What a relief this has been! Well worth the money. Watering is no muss, no fuss; they will be convenient to carry in and out for hardening; and, come transplant time, I’m less likely to tip them over than I did with the cookie sheets. That was truly a disaster because I hadn’t labeled the trays and didn’t know what what I was planting next to what.
You can fit two of these containers per shelf, so you would need 10 per shelf unit.
- Potting Soil – 2 cubic feet of potting soil was enough to completely fill all the DIY seed pots I made for two shelving units.I have had success with Miracle-Gro and decided to stick with it again this year.
- Pots – I used recycled newspapers to make my own, but you could purchase bio-degradable or recycled containers. Don’t buy peat (trust me) and please know that the plastic cell trays are a pain in the behind at transplanting time (IMHO). Yes, even the pop-out ones. I will continue to think about a pot that’s less time consuming to make, but for now, recycled newspaper is the best recommendation I have – having made 600 this year, that’s saying something!
- Fans – attach these to the shelving unit to mimic the outdoor environment. I got one per shelf, or 5 per shelving unit.
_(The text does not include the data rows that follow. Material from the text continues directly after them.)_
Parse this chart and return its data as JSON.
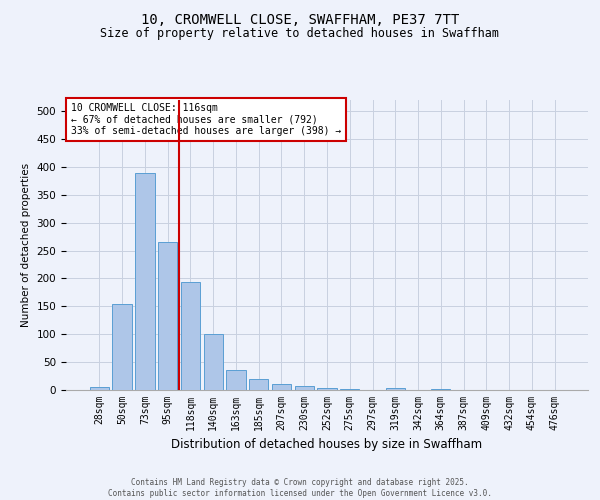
{
  "title1": "10, CROMWELL CLOSE, SWAFFHAM, PE37 7TT",
  "title2": "Size of property relative to detached houses in Swaffham",
  "xlabel": "Distribution of detached houses by size in Swaffham",
  "ylabel": "Number of detached properties",
  "bar_labels": [
    "28sqm",
    "50sqm",
    "73sqm",
    "95sqm",
    "118sqm",
    "140sqm",
    "163sqm",
    "185sqm",
    "207sqm",
    "230sqm",
    "252sqm",
    "275sqm",
    "297sqm",
    "319sqm",
    "342sqm",
    "364sqm",
    "387sqm",
    "409sqm",
    "432sqm",
    "454sqm",
    "476sqm"
  ],
  "bar_values": [
    5,
    155,
    390,
    265,
    193,
    101,
    35,
    20,
    10,
    8,
    3,
    2,
    0,
    3,
    0,
    2,
    0,
    0,
    0,
    0,
    0
  ],
  "bar_color": "#aec6e8",
  "bar_edge_color": "#5a9fd4",
  "vline_x_index": 4,
  "vline_color": "#cc0000",
  "annotation_text": "10 CROMWELL CLOSE: 116sqm\n← 67% of detached houses are smaller (792)\n33% of semi-detached houses are larger (398) →",
  "annotation_box_color": "#ffffff",
  "annotation_box_edge_color": "#cc0000",
  "ylim": [
    0,
    520
  ],
  "yticks": [
    0,
    50,
    100,
    150,
    200,
    250,
    300,
    350,
    400,
    450,
    500
  ],
  "footer1": "Contains HM Land Registry data © Crown copyright and database right 2025.",
  "footer2": "Contains public sector information licensed under the Open Government Licence v3.0.",
  "bg_color": "#eef2fb",
  "grid_color": "#c8d0e0"
}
Last year I tried to grow spinach indoors. Supposedly ANYONE can grow spinach. Well, mine was a fail! They were under lights and sprouted just fine, but eventually all the plants died. Their stems were too weak to support leaves. This year, I’m on a mission to grow stronger seedlings.
My Completed Seed-Starting System
We are waiting for our fans to arrive and I am still in the process of planting seeds, but here is what it will look like when you’re set up:
These are the same materials linked above. You can see that I don’t have the lights turned on for the top row, since there are no seeds on the shelf.
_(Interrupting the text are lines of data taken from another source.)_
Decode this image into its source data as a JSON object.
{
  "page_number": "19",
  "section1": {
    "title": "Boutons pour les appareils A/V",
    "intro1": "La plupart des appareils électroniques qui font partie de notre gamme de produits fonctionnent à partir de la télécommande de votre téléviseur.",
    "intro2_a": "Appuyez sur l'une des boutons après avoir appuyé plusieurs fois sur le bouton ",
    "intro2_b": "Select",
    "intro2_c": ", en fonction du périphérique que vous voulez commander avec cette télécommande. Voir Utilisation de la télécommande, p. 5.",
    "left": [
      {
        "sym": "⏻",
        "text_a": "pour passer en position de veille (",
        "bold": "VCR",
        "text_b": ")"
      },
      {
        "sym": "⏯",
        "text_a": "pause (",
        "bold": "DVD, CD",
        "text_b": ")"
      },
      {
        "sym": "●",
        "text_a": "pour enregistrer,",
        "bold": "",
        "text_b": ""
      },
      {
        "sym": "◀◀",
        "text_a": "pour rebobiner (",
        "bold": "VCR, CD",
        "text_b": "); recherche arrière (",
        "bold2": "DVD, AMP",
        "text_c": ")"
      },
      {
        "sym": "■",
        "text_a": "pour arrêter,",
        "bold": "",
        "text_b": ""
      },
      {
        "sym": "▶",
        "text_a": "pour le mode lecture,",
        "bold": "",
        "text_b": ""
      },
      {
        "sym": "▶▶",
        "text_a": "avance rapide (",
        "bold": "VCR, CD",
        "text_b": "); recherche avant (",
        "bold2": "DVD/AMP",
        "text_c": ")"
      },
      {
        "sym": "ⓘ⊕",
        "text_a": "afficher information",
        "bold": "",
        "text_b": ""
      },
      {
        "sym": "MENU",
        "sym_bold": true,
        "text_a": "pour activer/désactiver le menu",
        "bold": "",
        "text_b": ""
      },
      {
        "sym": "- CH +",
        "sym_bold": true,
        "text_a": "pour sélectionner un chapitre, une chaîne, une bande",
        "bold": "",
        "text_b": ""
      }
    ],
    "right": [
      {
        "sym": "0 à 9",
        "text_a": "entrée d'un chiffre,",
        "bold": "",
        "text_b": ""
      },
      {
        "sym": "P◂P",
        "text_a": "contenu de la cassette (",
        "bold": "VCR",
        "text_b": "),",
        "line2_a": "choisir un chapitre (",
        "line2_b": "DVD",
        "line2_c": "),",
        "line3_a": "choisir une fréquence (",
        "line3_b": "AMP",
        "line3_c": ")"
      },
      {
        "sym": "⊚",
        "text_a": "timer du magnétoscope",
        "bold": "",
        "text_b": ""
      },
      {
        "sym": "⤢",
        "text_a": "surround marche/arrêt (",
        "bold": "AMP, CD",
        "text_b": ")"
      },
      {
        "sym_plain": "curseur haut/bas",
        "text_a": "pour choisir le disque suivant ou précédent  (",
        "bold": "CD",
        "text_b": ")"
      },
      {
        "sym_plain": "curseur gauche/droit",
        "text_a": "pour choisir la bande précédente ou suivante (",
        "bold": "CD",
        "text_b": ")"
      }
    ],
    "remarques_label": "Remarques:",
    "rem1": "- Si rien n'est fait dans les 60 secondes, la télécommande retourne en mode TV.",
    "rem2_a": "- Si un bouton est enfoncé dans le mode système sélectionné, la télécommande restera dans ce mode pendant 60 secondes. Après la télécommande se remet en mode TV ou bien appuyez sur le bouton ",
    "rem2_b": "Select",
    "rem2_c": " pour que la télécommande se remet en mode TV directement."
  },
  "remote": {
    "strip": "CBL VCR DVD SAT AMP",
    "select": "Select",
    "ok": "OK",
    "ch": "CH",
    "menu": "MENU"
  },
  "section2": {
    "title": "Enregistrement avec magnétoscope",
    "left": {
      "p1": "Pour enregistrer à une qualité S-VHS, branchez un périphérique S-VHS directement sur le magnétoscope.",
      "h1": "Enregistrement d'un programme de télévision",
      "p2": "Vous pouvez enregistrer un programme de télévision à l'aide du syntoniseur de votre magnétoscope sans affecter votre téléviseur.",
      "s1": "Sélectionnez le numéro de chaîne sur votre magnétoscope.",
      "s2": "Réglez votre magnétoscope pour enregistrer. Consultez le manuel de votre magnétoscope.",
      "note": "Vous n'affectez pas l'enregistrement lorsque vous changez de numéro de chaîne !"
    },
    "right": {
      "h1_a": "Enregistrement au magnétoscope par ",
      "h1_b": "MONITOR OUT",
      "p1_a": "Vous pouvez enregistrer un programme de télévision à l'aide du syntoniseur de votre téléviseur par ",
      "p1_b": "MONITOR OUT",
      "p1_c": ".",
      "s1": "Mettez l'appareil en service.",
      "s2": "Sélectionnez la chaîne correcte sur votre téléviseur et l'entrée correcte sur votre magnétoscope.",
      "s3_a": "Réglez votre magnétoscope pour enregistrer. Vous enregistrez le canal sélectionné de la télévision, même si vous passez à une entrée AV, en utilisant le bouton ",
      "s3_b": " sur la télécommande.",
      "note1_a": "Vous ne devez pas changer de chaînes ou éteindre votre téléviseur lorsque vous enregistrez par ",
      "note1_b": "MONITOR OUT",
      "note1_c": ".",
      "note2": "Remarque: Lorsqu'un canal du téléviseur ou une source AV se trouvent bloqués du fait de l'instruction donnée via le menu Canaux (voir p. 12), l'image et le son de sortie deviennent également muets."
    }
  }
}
The next three shelves are seeds I started early to use for permaculture (to deter pests, attract beneficial insects, act as natural mulch, and/or to provide nutrients). Notice how close the light is to the plastic container. Another bonus of using LED is that the lights can rest directly on the plastic without damaging it.
The bottom row is an indoor lettuce mix that I intend to keep re-seeding year-round. It is in a brown planter so that, when seed-starting season is over and the metal shelves get put away, we will have an attractive container in our living room/dining room.
A peak inside the storage containers:
Seeds @ 3 weeks (started 1/31/22) Seeds @ 1 week (started 2/17/22)
I’m pretty excited with our progress. I hope this system blesses you too.
Cheers to a successful 2022 gardening season!